Abstract

Statistical inference can be computationally prohibitive in ultrahigh-dimensional linear models. Correlation-based variable screening, in which one leverages marginal correlations for removal of irrelevant variables from the model prior to statistical inference, can be used to overcome this challenge. Prior works on correlation-based variable screening either impose statistical priors on the linear model or assume specific post-screening inference methods. This paper first extends the analysis of correlation-based variable screening to arbitrary linear models and post-screening inference techniques. In particular, (i) it shows that a condition---termed the screening condition---is sufficient for successful correlation-based screening of linear models, and (ii) it provides insights into the dependence of marginal correlation-based screening on different problem parameters.
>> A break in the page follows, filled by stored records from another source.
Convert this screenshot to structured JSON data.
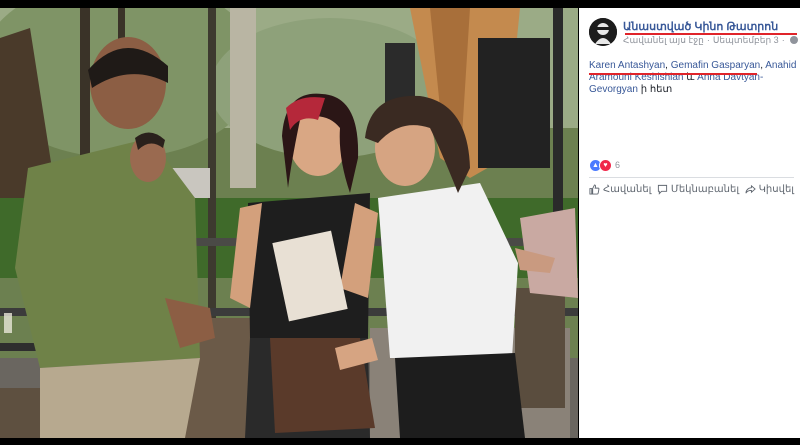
{
  "post": {
    "page_name": "Անաստված Կինո Թատրոն",
    "meta_like": "Հավանել այս էջը",
    "meta_separator": "·",
    "meta_date": "Սեպտեմբեր 3",
    "caption_tags": [
      "Karen Antashyan",
      "Gemafin Gasparyan",
      "Anahid Aramouni Keshishian",
      "Anna Davtyan-Gevorgyan"
    ],
    "caption_sep1": ", ",
    "caption_sep2": ", ",
    "caption_sep3": " և ",
    "caption_tail": " ի հետ",
    "reaction_count": "6"
  },
  "actions": {
    "like_label": "Հավանել",
    "comment_label": "Մեկնաբանել",
    "share_label": "Կիսվել"
  },
  "colors": {
    "link": "#385898",
    "annotation_red": "#e0242a",
    "like_blue": "#4a7aff",
    "love_red": "#f0284a"
  },
  "icons": [
    "globe-icon",
    "like-reaction-icon",
    "love-reaction-icon",
    "thumbs-up-icon",
    "comment-icon",
    "share-icon"
  ]
}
Numerical experiments confirm that these insights are not mere artifacts of analysis; rather, they are reflective of the challenges associated with marginal correlation-based variable screening. Second, the paper explicitly derives the screening condition for arbitrary (random or deterministic) linear models and, in the process, it establishes that---under appropriate conditions---it is possible to reduce the dimension of an ultrahigh-dimensional, arbitrary linear model to almost the sample size even when the number of active variables scales almost linearly with the sample size. Third, it specializes the screening condition to sub-Gaussian linear models and contrasts the final results to those existing in the literature. This specialization formally validates the claim that the main result of this paper generalizes existing ones on correlation-based screening.